Differentially Private methods for training Deep Neural Networks (DNNs) have progressed recently, in particular with the use of massive batches and aggregated data augmentations for a large number of training steps. These techniques require much more computing resources than their non-private counterparts, shifting the traditional privacy-accuracy trade-off to a privacy-accuracy-compute trade-off and making hyper-parameter search virtually impossible for realistic scenarios. In this work, we decouple privacy analysis and experimental behavior of noisy training to explore the trade-off with minimal computational requirements. We first use the tools of R\'enyi Differential Privacy (RDP) to highlight that the privacy budget, when not overcharged, only depends on the total amount of noise (TAN) injected throughout training. We then derive scaling laws for training models with DP-SGD to optimize hyper-parameters with more than a $100\times$ reduction in computational budget. We apply the proposed method on CIFAR-10 and ImageNet and, in particular, strongly improve the state-of-the-art on ImageNet with a +9 points gain in top-1 accuracy for a privacy budget epsilon=8.
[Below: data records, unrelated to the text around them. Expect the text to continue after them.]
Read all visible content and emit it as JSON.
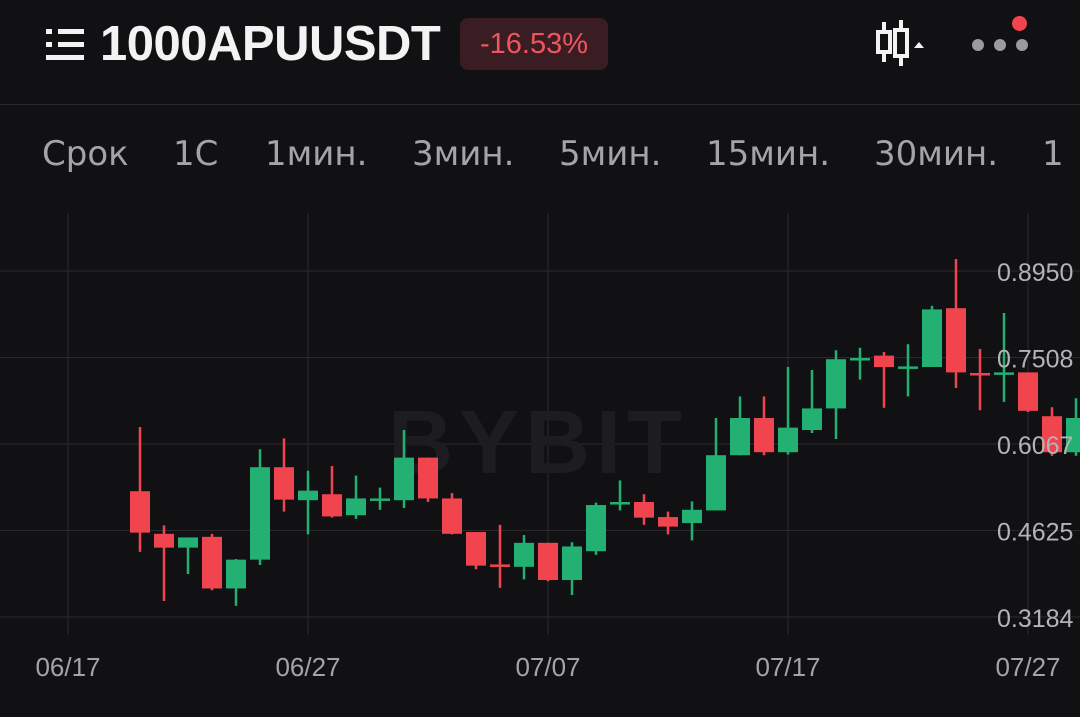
{
  "header": {
    "symbol": "1000APUUSDT",
    "change": "-16.53%",
    "menu_icon": "list-menu-icon",
    "chart_type_icon": "candlestick-icon",
    "more_icon": "more-dots-icon",
    "change_color": "#f0555f"
  },
  "intervals": [
    "Срок",
    "1С",
    "1мин.",
    "3мин.",
    "5мин.",
    "15мин.",
    "30мин.",
    "1"
  ],
  "watermark": "BYBIT",
  "colors": {
    "up": "#22b073",
    "down": "#f0454f",
    "grid": "#2a2a2e",
    "text": "#a4a4a8"
  },
  "chart_data": {
    "type": "candlestick",
    "y_ticks": [
      "0.8950",
      "0.7508",
      "0.6067",
      "0.4625",
      "0.3184"
    ],
    "y_tick_values": [
      0.895,
      0.7508,
      0.6067,
      0.4625,
      0.3184
    ],
    "x_ticks": [
      "06/17",
      "06/27",
      "07/07",
      "07/17",
      "07/27"
    ],
    "x_tick_values": [
      "2024-06-17",
      "2024-06-27",
      "2024-07-07",
      "2024-07-17",
      "2024-07-27"
    ],
    "candles": [
      {
        "date": "2024-06-20",
        "o": 0.528,
        "h": 0.635,
        "l": 0.427,
        "c": 0.459
      },
      {
        "date": "2024-06-21",
        "o": 0.457,
        "h": 0.471,
        "l": 0.345,
        "c": 0.434
      },
      {
        "date": "2024-06-22",
        "o": 0.434,
        "h": 0.451,
        "l": 0.39,
        "c": 0.451
      },
      {
        "date": "2024-06-23",
        "o": 0.452,
        "h": 0.457,
        "l": 0.363,
        "c": 0.366
      },
      {
        "date": "2024-06-24",
        "o": 0.366,
        "h": 0.415,
        "l": 0.337,
        "c": 0.414
      },
      {
        "date": "2024-06-25",
        "o": 0.414,
        "h": 0.598,
        "l": 0.405,
        "c": 0.568
      },
      {
        "date": "2024-06-26",
        "o": 0.568,
        "h": 0.616,
        "l": 0.494,
        "c": 0.514
      },
      {
        "date": "2024-06-27",
        "o": 0.513,
        "h": 0.562,
        "l": 0.456,
        "c": 0.529
      },
      {
        "date": "2024-06-28",
        "o": 0.523,
        "h": 0.57,
        "l": 0.484,
        "c": 0.486
      },
      {
        "date": "2024-06-29",
        "o": 0.488,
        "h": 0.554,
        "l": 0.482,
        "c": 0.516
      },
      {
        "date": "2024-06-30",
        "o": 0.516,
        "h": 0.534,
        "l": 0.497,
        "c": 0.516
      },
      {
        "date": "2024-07-01",
        "o": 0.513,
        "h": 0.63,
        "l": 0.5,
        "c": 0.584
      },
      {
        "date": "2024-07-02",
        "o": 0.584,
        "h": 0.584,
        "l": 0.51,
        "c": 0.516
      },
      {
        "date": "2024-07-03",
        "o": 0.516,
        "h": 0.525,
        "l": 0.456,
        "c": 0.457
      },
      {
        "date": "2024-07-04",
        "o": 0.46,
        "h": 0.46,
        "l": 0.398,
        "c": 0.404
      },
      {
        "date": "2024-07-05",
        "o": 0.406,
        "h": 0.472,
        "l": 0.367,
        "c": 0.404
      },
      {
        "date": "2024-07-06",
        "o": 0.402,
        "h": 0.455,
        "l": 0.381,
        "c": 0.442
      },
      {
        "date": "2024-07-07",
        "o": 0.442,
        "h": 0.442,
        "l": 0.378,
        "c": 0.38
      },
      {
        "date": "2024-07-08",
        "o": 0.38,
        "h": 0.443,
        "l": 0.355,
        "c": 0.436
      },
      {
        "date": "2024-07-09",
        "o": 0.428,
        "h": 0.509,
        "l": 0.422,
        "c": 0.505
      },
      {
        "date": "2024-07-10",
        "o": 0.508,
        "h": 0.546,
        "l": 0.496,
        "c": 0.51
      },
      {
        "date": "2024-07-11",
        "o": 0.51,
        "h": 0.523,
        "l": 0.472,
        "c": 0.484
      },
      {
        "date": "2024-07-12",
        "o": 0.485,
        "h": 0.494,
        "l": 0.456,
        "c": 0.469
      },
      {
        "date": "2024-07-13",
        "o": 0.475,
        "h": 0.511,
        "l": 0.446,
        "c": 0.497
      },
      {
        "date": "2024-07-14",
        "o": 0.496,
        "h": 0.65,
        "l": 0.496,
        "c": 0.588
      },
      {
        "date": "2024-07-15",
        "o": 0.588,
        "h": 0.686,
        "l": 0.588,
        "c": 0.65
      },
      {
        "date": "2024-07-16",
        "o": 0.65,
        "h": 0.686,
        "l": 0.588,
        "c": 0.593
      },
      {
        "date": "2024-07-17",
        "o": 0.593,
        "h": 0.735,
        "l": 0.589,
        "c": 0.634
      },
      {
        "date": "2024-07-18",
        "o": 0.63,
        "h": 0.73,
        "l": 0.625,
        "c": 0.666
      },
      {
        "date": "2024-07-19",
        "o": 0.666,
        "h": 0.763,
        "l": 0.615,
        "c": 0.748
      },
      {
        "date": "2024-07-20",
        "o": 0.748,
        "h": 0.767,
        "l": 0.714,
        "c": 0.75
      },
      {
        "date": "2024-07-21",
        "o": 0.754,
        "h": 0.76,
        "l": 0.667,
        "c": 0.735
      },
      {
        "date": "2024-07-22",
        "o": 0.735,
        "h": 0.773,
        "l": 0.686,
        "c": 0.736
      },
      {
        "date": "2024-07-23",
        "o": 0.735,
        "h": 0.837,
        "l": 0.735,
        "c": 0.831
      },
      {
        "date": "2024-07-24",
        "o": 0.833,
        "h": 0.915,
        "l": 0.7,
        "c": 0.726
      },
      {
        "date": "2024-07-25",
        "o": 0.725,
        "h": 0.765,
        "l": 0.663,
        "c": 0.722
      },
      {
        "date": "2024-07-26",
        "o": 0.723,
        "h": 0.825,
        "l": 0.677,
        "c": 0.726
      },
      {
        "date": "2024-07-27",
        "o": 0.726,
        "h": 0.726,
        "l": 0.66,
        "c": 0.662
      },
      {
        "date": "2024-07-28",
        "o": 0.653,
        "h": 0.668,
        "l": 0.587,
        "c": 0.593
      },
      {
        "date": "2024-07-29",
        "o": 0.593,
        "h": 0.683,
        "l": 0.587,
        "c": 0.65
      }
    ]
  }
}
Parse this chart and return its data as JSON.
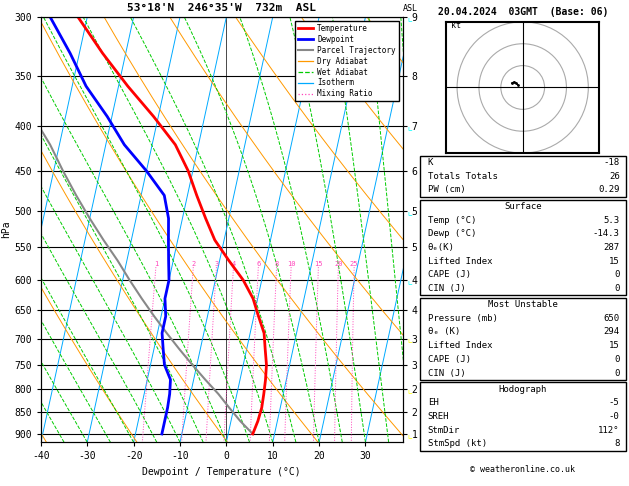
{
  "title_skewt": "53°18'N  246°35'W  732m  ASL",
  "title_right": "20.04.2024  03GMT  (Base: 06)",
  "xlabel": "Dewpoint / Temperature (°C)",
  "pressure_levels": [
    300,
    350,
    400,
    450,
    500,
    550,
    600,
    650,
    700,
    750,
    800,
    850,
    900
  ],
  "p_min": 300,
  "p_max": 920,
  "temp_xlim": [
    -40,
    38
  ],
  "skew_factor": 20.0,
  "isotherm_color": "#00aaff",
  "dry_adiabat_color": "#ff9900",
  "wet_adiabat_color": "#00cc00",
  "mixing_ratio_color": "#ff44bb",
  "temp_color": "#ff0000",
  "dewp_color": "#0000ff",
  "parcel_color": "#888888",
  "temperature_data": {
    "pressure": [
      300,
      330,
      360,
      390,
      420,
      450,
      480,
      510,
      540,
      570,
      600,
      630,
      660,
      690,
      720,
      750,
      780,
      810,
      840,
      870,
      900
    ],
    "temp": [
      -52,
      -45,
      -38,
      -31,
      -25,
      -21,
      -18,
      -15,
      -12,
      -8,
      -4,
      -1,
      1,
      3,
      4,
      5,
      5.5,
      5.8,
      6,
      5.8,
      5.3
    ]
  },
  "dewpoint_data": {
    "pressure": [
      300,
      330,
      360,
      390,
      420,
      450,
      480,
      510,
      540,
      570,
      600,
      630,
      660,
      690,
      720,
      750,
      780,
      810,
      840,
      870,
      900
    ],
    "dewp": [
      -58,
      -52,
      -47,
      -41,
      -36,
      -30,
      -25,
      -23,
      -22,
      -21,
      -20,
      -20,
      -19,
      -19,
      -18,
      -17,
      -15,
      -14.5,
      -14.3,
      -14.3,
      -14.3
    ]
  },
  "parcel_data": {
    "pressure": [
      900,
      870,
      840,
      810,
      780,
      750,
      720,
      690,
      660,
      630,
      600,
      570,
      540,
      510,
      480,
      450,
      420,
      390,
      360,
      330,
      300
    ],
    "temp": [
      5.3,
      2,
      -1,
      -4,
      -7.5,
      -11,
      -14.5,
      -18,
      -21.5,
      -25,
      -28.5,
      -32,
      -36,
      -40,
      -44,
      -48,
      -52,
      -57,
      -62,
      -67,
      -72
    ]
  },
  "mixing_ratio_values": [
    1,
    2,
    3,
    4,
    6,
    8,
    10,
    15,
    20,
    25
  ],
  "km_ticks": {
    "pressures": [
      300,
      350,
      400,
      450,
      500,
      550,
      600,
      650,
      700,
      750,
      800,
      850,
      900
    ],
    "km_values": [
      9,
      8,
      7,
      6,
      5,
      5,
      4,
      4,
      3,
      3,
      2,
      2,
      1
    ]
  },
  "stats_K": "-18",
  "stats_TT": "26",
  "stats_PW": "0.29",
  "stats_surf_temp": "5.3",
  "stats_surf_dewp": "-14.3",
  "stats_surf_theta": "287",
  "stats_surf_li": "15",
  "stats_surf_cape": "0",
  "stats_surf_cin": "0",
  "stats_mu_pres": "650",
  "stats_mu_theta": "294",
  "stats_mu_li": "15",
  "stats_mu_cape": "0",
  "stats_mu_cin": "0",
  "stats_eh": "-5",
  "stats_sreh": "-0",
  "stats_stmdir": "112°",
  "stats_stmspd": "8",
  "cyan_barb_pressures": [
    300,
    400,
    500,
    600
  ],
  "yellow_barb_pressures": [
    700,
    800,
    900
  ],
  "copyright": "© weatheronline.co.uk"
}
翻译：差分隐私深度神经网络训练方法近期取得了进展，特别是通过使用大批量数据和聚合数据增强进行大量训练步骤。这些技术比非私有方法需要更多的计算资源，将传统的隐私-准确性权衡转变为隐私-准确性-计算权衡，使得在实际场景中几乎无法进行超参数搜索。在这项工作中，我们将隐私分析与噪声训练的实验行为解耦，以在最小计算需求下探索这种权衡。我们首先使用Rényi差分隐私工具强调，隐私预算在不被过度消耗时，仅取决于训练过程中注入的总噪声量。然后，我们推导了使用DP-SGD训练模型的缩放定律，以在计算预算减少超过100倍的情况下优化超参数。我们将所提出的方法应用于CIFAR-10和ImageNet，特别是在ImageNet上，在隐私预算epsilon=8时，top-1准确率提升了9个百分点，显著改进了当前最优水平。